Nate Silver is America’s favorite statistical guru of the past – well, maybe ever. He has been devilishly accurate in predicting electoral outcomes. Before that, he joined the small but influential fraternity of statheads who work with data in sports, particularly baseball. He’s written an excellent book called The Signal and the Noise, which is essentially about the folly of prediction.
In his interview in the Freaknomics Radio, he offered very good insight about data analysis and a lot of misunderstanding people have today.
… Big Data … Oftentimes it’s not about the amount of data you have but how much you vetted that data. If a data set is virginal, as they call it, no one’s looked at it before really. You’re gonna have a lot of problems and one problem with a really large data set is that if you’re running some algorithms, some quick and dirty way to find the most influential data points, a lot of times those are bugs and outliers, right? And the reason why you have that anomaly is because someone coded it in wrong. Or you made some mistake in the analysis.

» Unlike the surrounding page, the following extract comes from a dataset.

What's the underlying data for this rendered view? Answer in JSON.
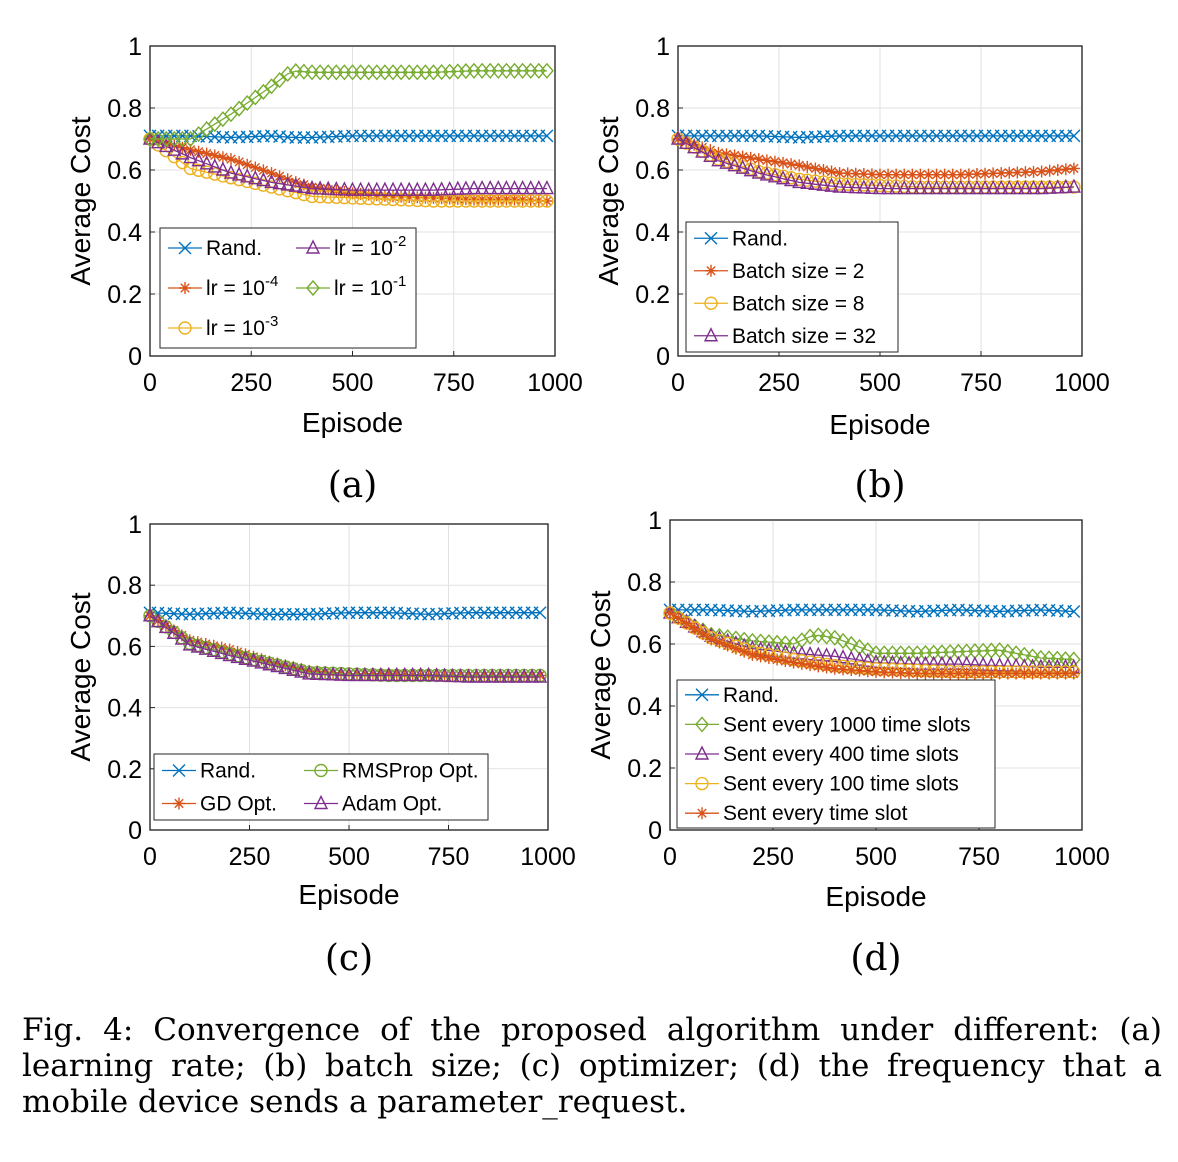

… I think people love new technology but they overestimate how much of the kind of human factor gets in the way. I’m not trying to be cute about that, I just mean that people need to learn how to use these tools, what they can do, what they can’t do, you know, no amount of data is a substitute for scientific inference and hypothesis testing, and kind of structured analysis of a system. I think one of the false promises that was made early on is that, well if you have a billion data points or a trillion data points, you’re going to find lots and lots of correlations through brute force. And you will, but the problem is that a high percentage of those, maybe the vast majority, are false correlations, are false positives. Where there could be significance, but you have so many lottery tickets when you can run an analysis on a trillion data points, that you’re going to have some one in million coincidences just by chance alone. If you bet all your money on them, you might wind up looking very foolish in the end.